The following year, Jun, who founded the women’s climbing platform Flash Foxy (which runs the event) in 2014, organized a second weekend in Chattanooga, Tennessee. That one sold out, too.

The 2019 Flash Foxy Summerfest, to be held at the New River Gorge and in nearby Fayetteville, West Virginia, won’t replace the now classic WCF, which will still take place in March in Bishop and Chattanooga; Jun describes it as a complementary event. Its panels and sessions will be led by women, but there’s one difference: its 300 to 350 spots will be open to people of all genders, which Jun hopes will expand the conversation around women in climbing to be more inclusive.

“We’re using the term all genders to take away that binary focus,” Jun explains. “Male, female, non-binary folks—everybody is welcome, across the entire spectrum of what gender can mean.” 

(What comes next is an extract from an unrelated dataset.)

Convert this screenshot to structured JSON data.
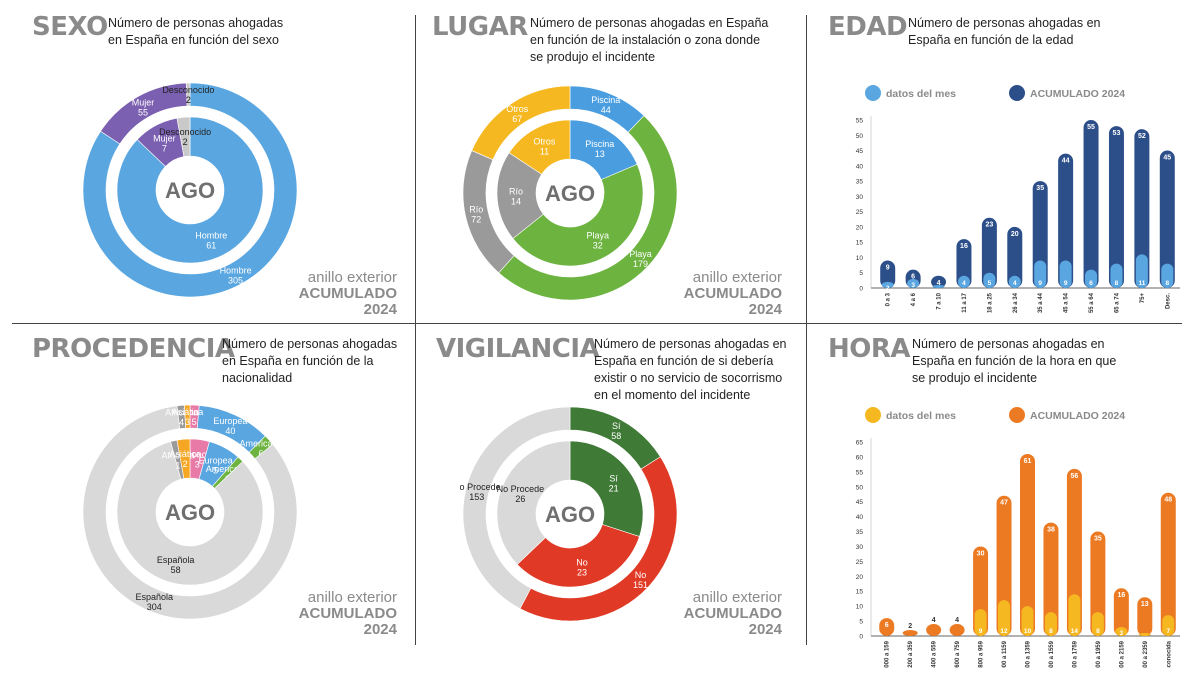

This is the first event Jun has organized where cisgender men (that is, men whose gender identity matches the gender they were assigned at birth) will be welcome alongside women, but Jun and the Flash Foxy team have been working to reflect intersectional feminism since the beginning.

“WCF welcomes all women (cis and trans) and enbies [short for non-binary] to join us at the Women’s Climbing Festival,” the WCF registration reads. “Our goal is to create and maintain a safe and diverse space where consent and respect are our first priorities.” Jun says that while the event has always been open to all people who identify as female, she’s updated that language on the registration page in the past year to be more inclusive. “That’s an expectation of our events.”

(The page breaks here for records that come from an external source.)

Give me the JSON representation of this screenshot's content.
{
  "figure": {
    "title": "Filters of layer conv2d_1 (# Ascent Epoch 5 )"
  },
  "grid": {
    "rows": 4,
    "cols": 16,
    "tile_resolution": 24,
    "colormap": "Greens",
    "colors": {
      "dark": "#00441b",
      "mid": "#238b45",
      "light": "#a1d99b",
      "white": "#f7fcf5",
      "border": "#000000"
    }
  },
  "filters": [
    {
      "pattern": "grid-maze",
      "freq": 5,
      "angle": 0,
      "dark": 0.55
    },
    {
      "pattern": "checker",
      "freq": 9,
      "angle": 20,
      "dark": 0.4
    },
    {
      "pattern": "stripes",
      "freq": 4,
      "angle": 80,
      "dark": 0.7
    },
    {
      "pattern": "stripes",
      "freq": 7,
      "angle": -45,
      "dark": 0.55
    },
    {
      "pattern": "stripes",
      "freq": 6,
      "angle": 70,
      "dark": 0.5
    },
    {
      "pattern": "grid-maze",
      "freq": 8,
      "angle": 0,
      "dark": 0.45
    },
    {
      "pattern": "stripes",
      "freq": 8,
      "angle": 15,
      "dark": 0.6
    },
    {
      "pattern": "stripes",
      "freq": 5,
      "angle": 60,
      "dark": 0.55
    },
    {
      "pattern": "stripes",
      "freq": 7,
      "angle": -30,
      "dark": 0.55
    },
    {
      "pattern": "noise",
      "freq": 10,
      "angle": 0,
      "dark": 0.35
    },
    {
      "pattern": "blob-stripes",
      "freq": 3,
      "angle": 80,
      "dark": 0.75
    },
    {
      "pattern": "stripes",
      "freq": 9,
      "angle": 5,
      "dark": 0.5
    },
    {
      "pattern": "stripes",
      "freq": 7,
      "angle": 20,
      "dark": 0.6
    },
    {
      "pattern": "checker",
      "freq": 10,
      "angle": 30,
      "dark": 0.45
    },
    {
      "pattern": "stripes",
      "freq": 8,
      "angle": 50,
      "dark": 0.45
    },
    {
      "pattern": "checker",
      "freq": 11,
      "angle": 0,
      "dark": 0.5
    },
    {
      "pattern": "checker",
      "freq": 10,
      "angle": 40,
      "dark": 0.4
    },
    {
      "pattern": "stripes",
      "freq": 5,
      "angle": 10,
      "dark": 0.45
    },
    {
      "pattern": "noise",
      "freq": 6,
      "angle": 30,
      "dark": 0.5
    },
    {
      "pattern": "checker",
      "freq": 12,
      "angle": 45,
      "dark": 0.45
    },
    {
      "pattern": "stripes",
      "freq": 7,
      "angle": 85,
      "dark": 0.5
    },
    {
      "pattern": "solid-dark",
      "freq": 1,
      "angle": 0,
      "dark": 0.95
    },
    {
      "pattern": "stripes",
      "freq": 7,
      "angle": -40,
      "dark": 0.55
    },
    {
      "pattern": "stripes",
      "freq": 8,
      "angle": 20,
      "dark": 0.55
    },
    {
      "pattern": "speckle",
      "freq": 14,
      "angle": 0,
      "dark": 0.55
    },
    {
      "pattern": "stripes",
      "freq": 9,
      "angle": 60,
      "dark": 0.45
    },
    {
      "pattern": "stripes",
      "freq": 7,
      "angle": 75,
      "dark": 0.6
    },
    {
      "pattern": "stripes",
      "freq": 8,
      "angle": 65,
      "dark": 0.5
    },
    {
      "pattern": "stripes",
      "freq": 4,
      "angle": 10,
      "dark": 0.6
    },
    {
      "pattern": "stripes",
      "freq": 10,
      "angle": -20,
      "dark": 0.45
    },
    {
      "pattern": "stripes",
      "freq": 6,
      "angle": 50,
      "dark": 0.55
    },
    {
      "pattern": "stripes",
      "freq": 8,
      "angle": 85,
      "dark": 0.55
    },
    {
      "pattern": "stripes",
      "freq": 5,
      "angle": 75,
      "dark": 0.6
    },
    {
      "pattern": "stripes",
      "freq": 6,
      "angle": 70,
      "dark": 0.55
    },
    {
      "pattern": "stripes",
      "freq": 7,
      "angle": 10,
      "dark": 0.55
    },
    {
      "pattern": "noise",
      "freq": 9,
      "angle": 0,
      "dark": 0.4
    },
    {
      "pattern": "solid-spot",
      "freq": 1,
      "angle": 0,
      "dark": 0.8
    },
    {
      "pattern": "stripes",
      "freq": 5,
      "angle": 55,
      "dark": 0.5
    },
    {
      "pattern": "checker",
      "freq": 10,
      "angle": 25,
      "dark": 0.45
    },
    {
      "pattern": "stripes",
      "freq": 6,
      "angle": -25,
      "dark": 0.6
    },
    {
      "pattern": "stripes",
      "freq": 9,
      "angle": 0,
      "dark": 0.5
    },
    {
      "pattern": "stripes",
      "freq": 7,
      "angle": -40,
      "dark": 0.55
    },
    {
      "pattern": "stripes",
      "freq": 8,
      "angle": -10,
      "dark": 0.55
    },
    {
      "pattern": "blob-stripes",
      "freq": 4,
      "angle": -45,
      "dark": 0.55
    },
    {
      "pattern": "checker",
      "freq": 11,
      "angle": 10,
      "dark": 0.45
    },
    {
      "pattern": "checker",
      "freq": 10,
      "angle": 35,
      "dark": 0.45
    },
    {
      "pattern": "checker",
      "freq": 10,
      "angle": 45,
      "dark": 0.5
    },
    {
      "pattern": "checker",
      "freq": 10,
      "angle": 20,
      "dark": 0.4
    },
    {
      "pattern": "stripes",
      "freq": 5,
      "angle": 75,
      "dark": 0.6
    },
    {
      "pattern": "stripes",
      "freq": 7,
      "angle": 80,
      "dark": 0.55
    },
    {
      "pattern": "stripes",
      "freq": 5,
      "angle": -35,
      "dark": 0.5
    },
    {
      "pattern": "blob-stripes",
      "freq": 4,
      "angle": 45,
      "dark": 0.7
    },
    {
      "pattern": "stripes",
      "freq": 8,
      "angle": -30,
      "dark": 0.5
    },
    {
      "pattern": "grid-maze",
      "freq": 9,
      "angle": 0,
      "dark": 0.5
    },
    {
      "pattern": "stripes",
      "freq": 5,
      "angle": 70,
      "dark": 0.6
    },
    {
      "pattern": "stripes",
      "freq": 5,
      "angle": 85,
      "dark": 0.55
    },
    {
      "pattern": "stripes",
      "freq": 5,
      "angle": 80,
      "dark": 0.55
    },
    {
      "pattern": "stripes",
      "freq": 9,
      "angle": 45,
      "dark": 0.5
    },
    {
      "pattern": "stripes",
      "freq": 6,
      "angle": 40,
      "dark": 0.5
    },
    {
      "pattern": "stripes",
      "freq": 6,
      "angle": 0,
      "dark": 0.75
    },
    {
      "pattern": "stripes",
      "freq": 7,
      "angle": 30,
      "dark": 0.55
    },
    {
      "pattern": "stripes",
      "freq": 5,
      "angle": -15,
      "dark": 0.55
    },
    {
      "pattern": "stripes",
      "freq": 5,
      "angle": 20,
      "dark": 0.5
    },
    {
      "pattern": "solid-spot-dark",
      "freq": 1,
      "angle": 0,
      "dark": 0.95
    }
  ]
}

That’s not the only step WCF events have taken in the past few years to include more people in the climbing community. The organization works closely with land managers and local climbing groups in Bishop and Chattanooga to incorporate good stewardship practices. And last year at Bishop, Jun invited a local Paiute woman to kick off the event by providing some history of the area. (This practice, known as a land acknowledgement, recognizes the indigenous people who have looked after an area for generations.)

Summerfest, Jun says, is another push in a larger effort to “shift the climbing culture to be a better reflection of all of us.” Inviting male allies to be part of that conversation, she hopes, will broaden the movement toward intersectionality.

“We’ll be celebrating women in climbing,” she says. “But we’ll go a little deeper, too, and think about the challenges faced by women of color, queer women, adaptive women. We shouldn’t be talking about these things in silos.”

Registration for Flash Foxy Summerfest will open on March 1 at 12 P.M. EST.